How does all this fit together—toys and testosterone, biology and behavior, the development of the child into the adult, the way that men and women relate to one another?
Let me make a cautious statement about testosterone: It not only has some body-building functions, it influences some behaviors as well. Let's make that a little less cautious: These behaviors include rowdy play, sex drive, competitiveness, and an in-your-face attitude. Males tend to have a higher baseline of testosterone than females—in our species, about seven to ten times as much—and therefore you would predict (correctly, I think) that all of those behaviors would be more generally found in men than in women.
But testosterone is also one of my favorite examples of how responsive biology is, how attuned it is to the way we live our lives. Testosterone, it turns out, rises in response to competition and threat. In the days of our ancestors, this might have been hand-to-hand combat or high-risk hunting endeavors. Today, scientists have measured testosterone rise in athletes preparing for a game, in chess players awaiting a match, in spectators following a soccer competition.
If a person—or even just a person's favored team—wins, testosterone continues to rise. It falls with a loss. (This also makes sense in an evolutionary perspective. If one was being clobbered with a club, it would be extremely unhelpful to have a hormone urging one to battle on.) Testosterone also rises in the competitive world of dating, settles down with a stable and supportive relationship, climbs again if the relationship starts to falter.

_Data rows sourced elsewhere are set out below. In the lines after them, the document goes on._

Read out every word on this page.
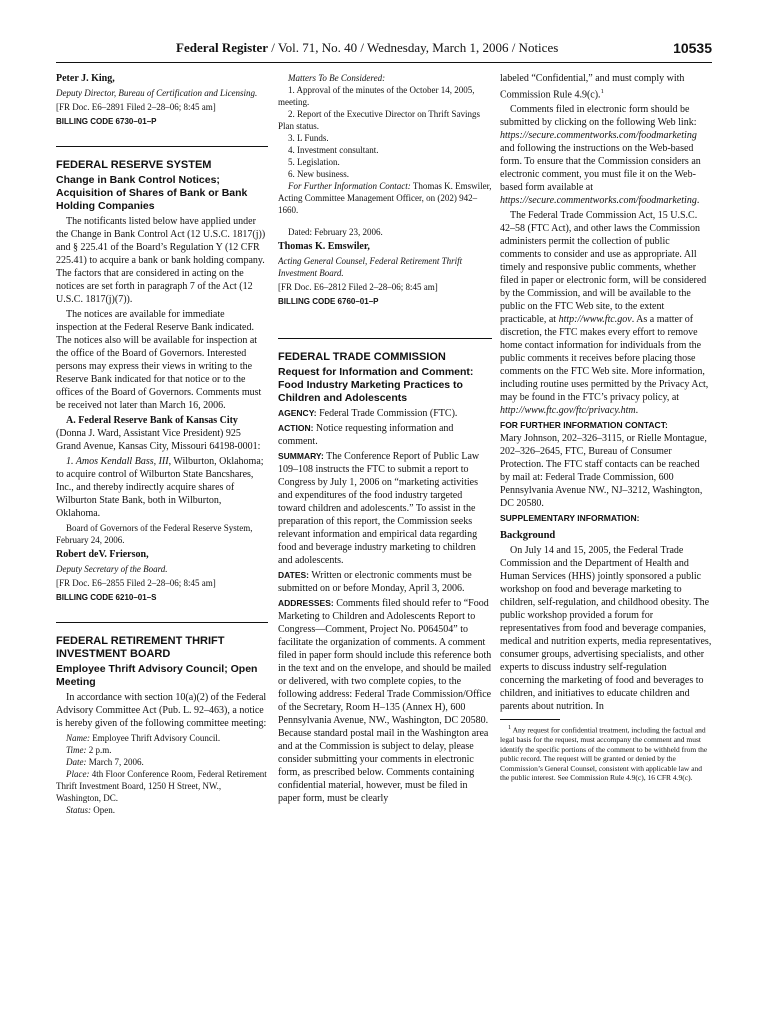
Federal Register / Vol. 71, No. 40 / Wednesday, March 1, 2006 / Notices	10535

Peter J. King,

Deputy Director, Bureau of Certification and Licensing.

[FR Doc. E6–2891 Filed 2–28–06; 8:45 am]

BILLING CODE 6730–01–P

FEDERAL RESERVE SYSTEM

Change in Bank Control Notices; Acquisition of Shares of Bank or Bank Holding Companies

The notificants listed below have applied under the Change in Bank Control Act (12 U.S.C. 1817(j)) and § 225.41 of the Board’s Regulation Y (12 CFR 225.41) to acquire a bank or bank holding company. The factors that are considered in acting on the notices are set forth in paragraph 7 of the Act (12 U.S.C. 1817(j)(7)).

The notices are available for immediate inspection at the Federal Reserve Bank indicated. The notices also will be available for inspection at the office of the Board of Governors. Interested persons may express their views in writing to the Reserve Bank indicated for that notice or to the offices of the Board of Governors. Comments must be received not later than March 16, 2006.

A. Federal Reserve Bank of Kansas City (Donna J. Ward, Assistant Vice President) 925 Grand Avenue, Kansas City, Missouri 64198-0001:

1. Amos Kendall Bass, III, Wilburton, Oklahoma; to acquire control of Wilburton State Bancshares, Inc., and thereby indirectly acquire shares of Wilburton State Bank, both in Wilburton, Oklahoma.

Board of Governors of the Federal Reserve System, February 24, 2006.

Robert deV. Frierson,

Deputy Secretary of the Board.

[FR Doc. E6–2855 Filed 2–28–06; 8:45 am]

BILLING CODE 6210–01–S

FEDERAL RETIREMENT THRIFT INVESTMENT BOARD

Employee Thrift Advisory Council; Open Meeting

In accordance with section 10(a)(2) of the Federal Advisory Committee Act (Pub. L. 92–463), a notice is hereby given of the following committee meeting:

Name: Employee Thrift Advisory Council.

Time: 2 p.m.

Date: March 7, 2006.

Place: 4th Floor Conference Room, Federal Retirement Thrift Investment Board, 1250 H Street, NW., Washington, DC.

Status: Open.

Matters To Be Considered:

1. Approval of the minutes of the October 14, 2005, meeting.

2. Report of the Executive Director on Thrift Savings Plan status.

3. L Funds.

4. Investment consultant.

5. Legislation.

6. New business.

For Further Information Contact: Thomas K. Emswiler, Acting Committee Management Officer, on (202) 942–1660.

Dated: February 23, 2006.

Thomas K. Emswiler,

Acting General Counsel, Federal Retirement Thrift Investment Board.

[FR Doc. E6–2812 Filed 2–28–06; 8:45 am]

BILLING CODE 6760–01–P

FEDERAL TRADE COMMISSION

Request for Information and Comment: Food Industry Marketing Practices to Children and Adolescents

AGENCY: Federal Trade Commission (FTC).

ACTION: Notice requesting information and comment.

SUMMARY: The Conference Report of Public Law 109–108 instructs the FTC to submit a report to Congress by July 1, 2006 on “marketing activities and expenditures of the food industry targeted toward children and adolescents.” To assist in the preparation of this report, the Commission seeks relevant information and empirical data regarding food and beverage industry marketing to children and adolescents.

DATES: Written or electronic comments must be submitted on or before Monday, April 3, 2006.

ADDRESSES: Comments filed should refer to “Food Marketing to Children and Adolescents Report to Congress—Comment, Project No. P064504” to facilitate the organization of comments. A comment filed in paper form should include this reference both in the text and on the envelope, and should be mailed or delivered, with two complete copies, to the following address: Federal Trade Commission/Office of the Secretary, Room H–135 (Annex H), 600 Pennsylvania Avenue, NW., Washington, DC 20580. Because standard postal mail in the Washington area and at the Commission is subject to delay, please consider submitting your comments in electronic form, as prescribed below. Comments containing confidential material, however, must be filed in paper form, must be clearly

labeled “Confidential,” and must comply with Commission Rule 4.9(c).$^1$

Comments filed in electronic form should be submitted by clicking on the following Web link: https://secure.commentworks.com/foodmarketing and following the instructions on the Web-based form. To ensure that the Commission considers an electronic comment, you must file it on the Web-based form available at https://secure.commentworks.com/foodmarketing.

The Federal Trade Commission Act, 15 U.S.C. 42–58 (FTC Act), and other laws the Commission administers permit the collection of public comments to consider and use as appropriate. All timely and responsive public comments, whether filed in paper or electronic form, will be considered by the Commission, and will be available to the public on the FTC Web site, to the extent practicable, at http://www.ftc.gov. As a matter of discretion, the FTC makes every effort to remove home contact information for individuals from the public comments it receives before placing those comments on the FTC Web site. More information, including routine uses permitted by the Privacy Act, may be found in the FTC’s privacy policy, at http://www.ftc.gov/ftc/privacy.htm.

FOR FURTHER INFORMATION CONTACT:

Mary Johnson, 202–326–3115, or Rielle Montague, 202–326–2645, FTC, Bureau of Consumer Protection. The FTC staff contacts can be reached by mail at: Federal Trade Commission, 600 Pennsylvania Avenue NW., NJ–3212, Washington, DC 20580.

SUPPLEMENTARY INFORMATION:

Background

On July 14 and 15, 2005, the Federal Trade Commission and the Department of Health and Human Services (HHS) jointly sponsored a public workshop on food and beverage marketing to children, self-regulation, and childhood obesity. The public workshop provided a forum for representatives from food and beverage companies, medical and nutrition experts, media representatives, consumer groups, advertising specialists, and other experts to discuss industry self-regulation concerning the marketing of food and beverages to children, and initiatives to educate children and parents about nutrition. In

$^1$ Any request for confidential treatment, including the factual and legal basis for the request, must accompany the comment and must identify the specific portions of the comment to be withheld from the public record. The request will be granted or denied by the Commission’s General Counsel, consistent with applicable law and the public interest. See Commission Rule 4.9(c), 16 CFR 4.9(c).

It's been known for years that men in high-stress professions—say, police work or corporate law—have higher testosterone levels than men in the ministry. It turns out that women in the same kind of strong-attitude professions have higher testosterone than women who choose to stay home. What I like about this is the chicken-or-egg aspect. If you argue that testosterone influenced the behavior of those women, which came first? Did they have high testosterone and chose the law? Or did they choose the law, and the competitive environment ratcheted them up on the androgen scale? Or could both be at work?
And, returning to children for a moment, there's an ongoing study by Pennsylvania researchers, tracking that question in adolescent girls, who are being encouraged by their parents to engage in competitive activities once for boys only. As they do so, the researchers are monitoring, regularly, two hormones: testosterone and cortisol, a stress hormone. Will these hormones rise in response to this new, more traditionally male environment? What if more girls choose the competitive path; more boys choose the other? Will female testosterone levels rise, male levels fall? Will that wonderful, unpredictable, flexible biology that we've been given allow a shift, so that one day, we will literally be far more alike?
We may not have answers to all those questions, but we can ask them, and we can expect that the answers will come someday, because science clearly shows us that such possibilities exist. In this most important sense, sex differences offer us a paradox. It is only through exploring and understanding what makes us different that we can begin to understand what binds us together.
Deborah Blum is a Pulitzer Prize-winning science writer, a professor of journalism at the University of Wisconsin-Madison, and author of Sex on the Brain: The Biological Differences Between Men and Women (Penguin 1997).